ViLegalNLI: Natural Language Inference for Vietnamese Legal Texts

ViLegalNLI：越南法律文本的自然语言推理

In this article, we introduce ViLegalNLI, the first large-scale Vietnamese Natural Language Inference (NLI) dataset specifically constructed for the legal domain. 在本文中，我们介绍了 ViLegalNLI，这是首个专门为法律领域构建的大规模越南语自然语言推理（NLI）数据集。

The dataset consists of 42,012 premise-hypothesis pairs derived from official statutory documents and annotated with binary inference labels (Entailment and Non-entailment). 该数据集包含 42,012 对从官方成文法文件中提取的前提-假设对，并标注了二元推理标签（蕴含与非蕴含）。

It covers multiple legal domains and reflects realistic legal reasoning scenarios characterized by structured logic, conditional clauses, and domain-specific terminology. 它涵盖了多个法律领域，并反映了以结构化逻辑、条件从句和特定领域术语为特征的现实法律推理场景。

To construct ViLegalNLI, we propose a semi-automatic data generation framework that integrates large language models for controlled hypothesis generation and systematic quality validation procedures. 为了构建 ViLegalNLI，我们提出了一种半自动数据生成框架，该框架集成了大语言模型，用于受控的假设生成和系统的质量验证程序。

The framework incorporates artifact mitigation strategies and cross-model validation to improve annotation reliability and ensure legal consistency. 该框架结合了伪影缓解策略和跨模型验证，以提高标注的可靠性并确保法律一致性。

The resulting dataset captures diverse reasoning patterns, including paraphrasing, logical implication, and legally invalid inferences, thereby providing a comprehensive benchmark for Vietnamese legal inference tasks. 最终的数据集捕捉了多种推理模式，包括释义、逻辑蕴含和法律上无效的推理，从而为越南法律推理任务提供了一个全面的基准。

We conduct extensive experiments on the ViLegalNLI using multilingual models, Vietnamese-specific pretrained language models, and instruction-tuned large language models. 我们使用多语言模型、越南语专用预训练语言模型以及指令微调大语言模型，对 ViLegalNLI 进行了广泛的实验。

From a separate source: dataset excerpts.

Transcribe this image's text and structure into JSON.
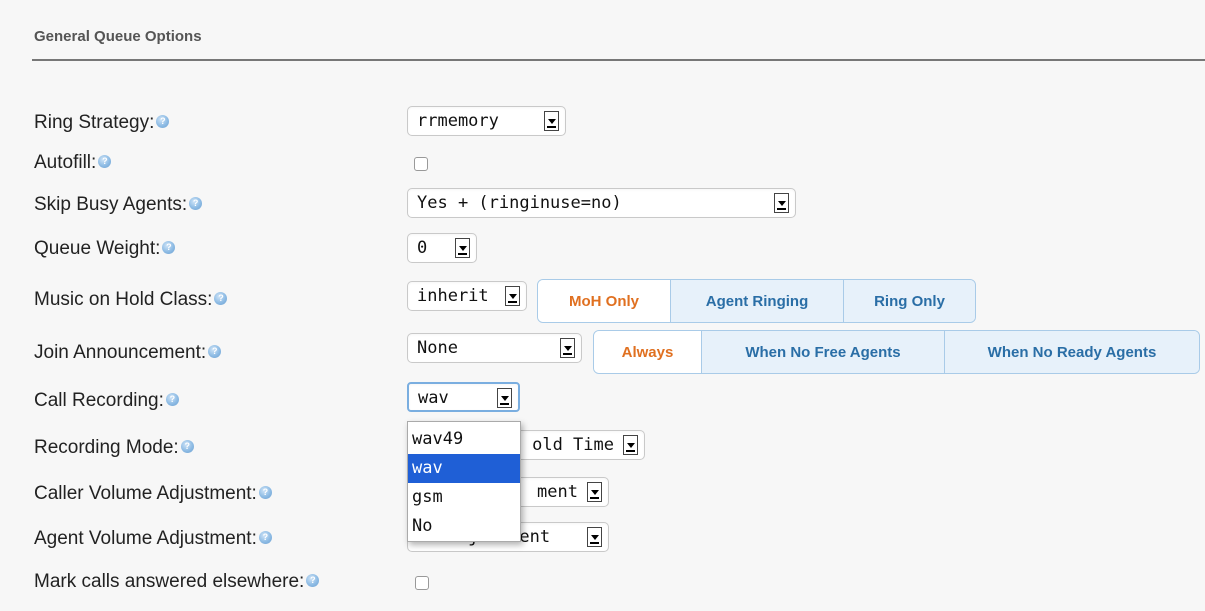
{
  "section": {
    "title": "General Queue Options"
  },
  "fields": {
    "ring_strategy": {
      "label": "Ring Strategy:",
      "value": "rrmemory"
    },
    "autofill": {
      "label": "Autofill:",
      "checked": false
    },
    "skip_busy_agents": {
      "label": "Skip Busy Agents:",
      "value": "Yes + (ringinuse=no)"
    },
    "queue_weight": {
      "label": "Queue Weight:",
      "value": "0"
    },
    "music_on_hold": {
      "label": "Music on Hold Class:",
      "value": "inherit",
      "buttons": [
        "MoH Only",
        "Agent Ringing",
        "Ring Only"
      ],
      "active": "MoH Only"
    },
    "join_announcement": {
      "label": "Join Announcement:",
      "value": "None",
      "buttons": [
        "Always",
        "When No Free Agents",
        "When No Ready Agents"
      ],
      "active": "Always"
    },
    "call_recording": {
      "label": "Call Recording:",
      "value": "wav",
      "options": [
        "wav49",
        "wav",
        "gsm",
        "No"
      ],
      "selected": "wav"
    },
    "recording_mode": {
      "label": "Recording Mode:",
      "value_visible": "old Time"
    },
    "caller_volume": {
      "label": "Caller Volume Adjustment:",
      "value_visible": "ment"
    },
    "agent_volume": {
      "label": "Agent Volume Adjustment:",
      "value_visible": "No Adjustment"
    },
    "mark_answered": {
      "label": "Mark calls answered elsewhere:",
      "checked": false
    }
  },
  "icons": {
    "help": "help-icon",
    "dropdown": "dropdown-arrow-icon"
  },
  "colors": {
    "active_button_text": "#e07020",
    "button_text": "#2a6ea6",
    "selection": "#1f5fd6"
  }
}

The results show that few-shot LLM configurations consistently achieve superior performance, while performance is significantly influenced by hypothesis length, lexical overlap, and reasoning complexity. 结果表明，少样本（few-shot）LLM 配置始终能实现卓越的性能，而性能会受到假设长度、词汇重叠度和推理复杂性的显著影响。

Cross-domain evaluations further reveal the challenges of generalizing legal inference across distinct legal fields. 跨领域评估进一步揭示了在不同法律领域间推广法律推理所面临的挑战。

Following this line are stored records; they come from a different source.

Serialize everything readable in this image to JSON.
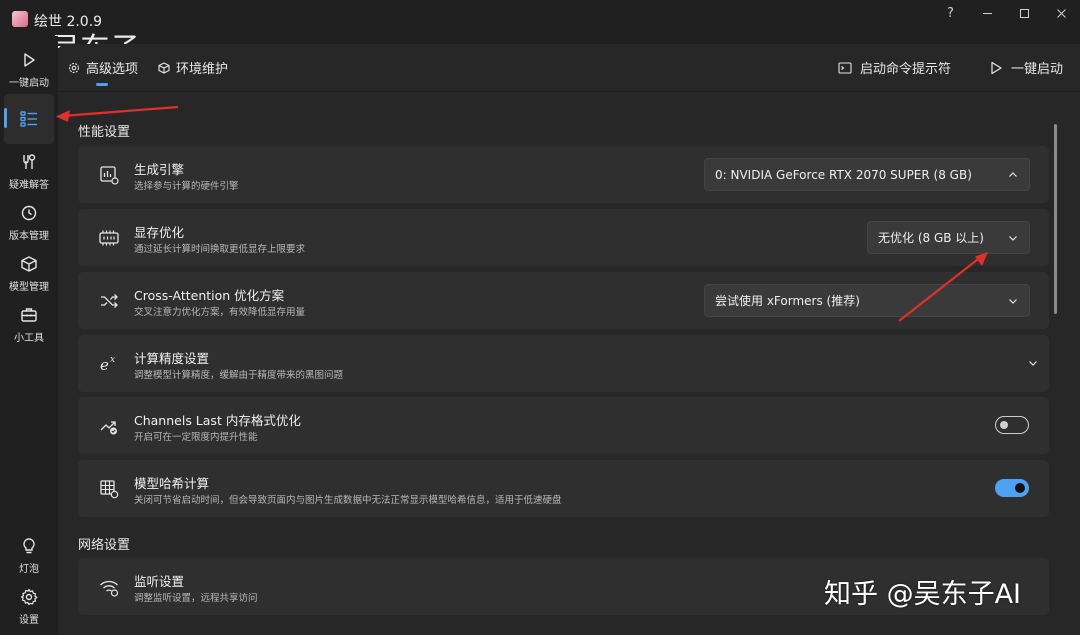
{
  "app": {
    "title": "绘世 2.0.9"
  },
  "watermark": {
    "top": "@吴东子",
    "bottom": "知乎 @吴东子AI"
  },
  "window_controls": {
    "help": "?",
    "minimize": "—",
    "maximize": "☐",
    "close": "✕"
  },
  "sidebar": {
    "items": [
      {
        "label": "一键启动",
        "icon": "play-icon"
      },
      {
        "label": "",
        "icon": "list-settings-icon",
        "active": true
      },
      {
        "label": "疑难解答",
        "icon": "tools-icon"
      },
      {
        "label": "版本管理",
        "icon": "history-icon"
      },
      {
        "label": "模型管理",
        "icon": "cube-icon"
      },
      {
        "label": "小工具",
        "icon": "toolbox-icon"
      }
    ],
    "bottom_items": [
      {
        "label": "灯泡",
        "icon": "lightbulb-icon"
      },
      {
        "label": "设置",
        "icon": "gear-icon"
      }
    ]
  },
  "topbar": {
    "tabs": [
      {
        "label": "高级选项",
        "icon": "gear-small-icon",
        "active": true
      },
      {
        "label": "环境维护",
        "icon": "package-icon"
      }
    ],
    "actions": [
      {
        "label": "启动命令提示符",
        "icon": "terminal-icon"
      },
      {
        "label": "一键启动",
        "icon": "play-outline-icon"
      }
    ]
  },
  "sections": {
    "performance": "性能设置",
    "network": "网络设置"
  },
  "cards": {
    "engine": {
      "title": "生成引擎",
      "desc": "选择参与计算的硬件引擎",
      "value": "0: NVIDIA GeForce RTX 2070 SUPER (8 GB)"
    },
    "vram": {
      "title": "显存优化",
      "desc": "通过延长计算时间换取更低显存上限要求",
      "value": "无优化 (8 GB 以上)"
    },
    "attention": {
      "title": "Cross-Attention 优化方案",
      "desc": "交叉注意力优化方案，有效降低显存用量",
      "value": "尝试使用 xFormers (推荐)"
    },
    "precision": {
      "title": "计算精度设置",
      "desc": "调整模型计算精度，缓解由于精度带来的黑图问题"
    },
    "channels_last": {
      "title": "Channels Last 内存格式优化",
      "desc": "开启可在一定限度内提升性能",
      "enabled": false
    },
    "model_hash": {
      "title": "模型哈希计算",
      "desc": "关闭可节省启动时间，但会导致页面内与图片生成数据中无法正常显示模型哈希信息，适用于低速硬盘",
      "enabled": true
    },
    "listen": {
      "title": "监听设置",
      "desc": "调整监听设置，远程共享访问"
    }
  },
  "colors": {
    "accent": "#4ea1f3",
    "annotation_arrow": "#e0302a"
  }
}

Overall, ViLegalNLI establishes a foundational benchmark for Vietnamese legal NLI and supports future research in legal reasoning, statutory text understanding, and the development of reliable AI systems for legal analysis and decision support. 总的来说，ViLegalNLI 为越南法律 NLI 建立了基础基准，并支持了法律推理、成文法文本理解以及开发用于法律分析和决策支持的可靠 AI 系统的未来研究。

The dataset is publicly available for research purposes. 该数据集现已公开，供研究使用。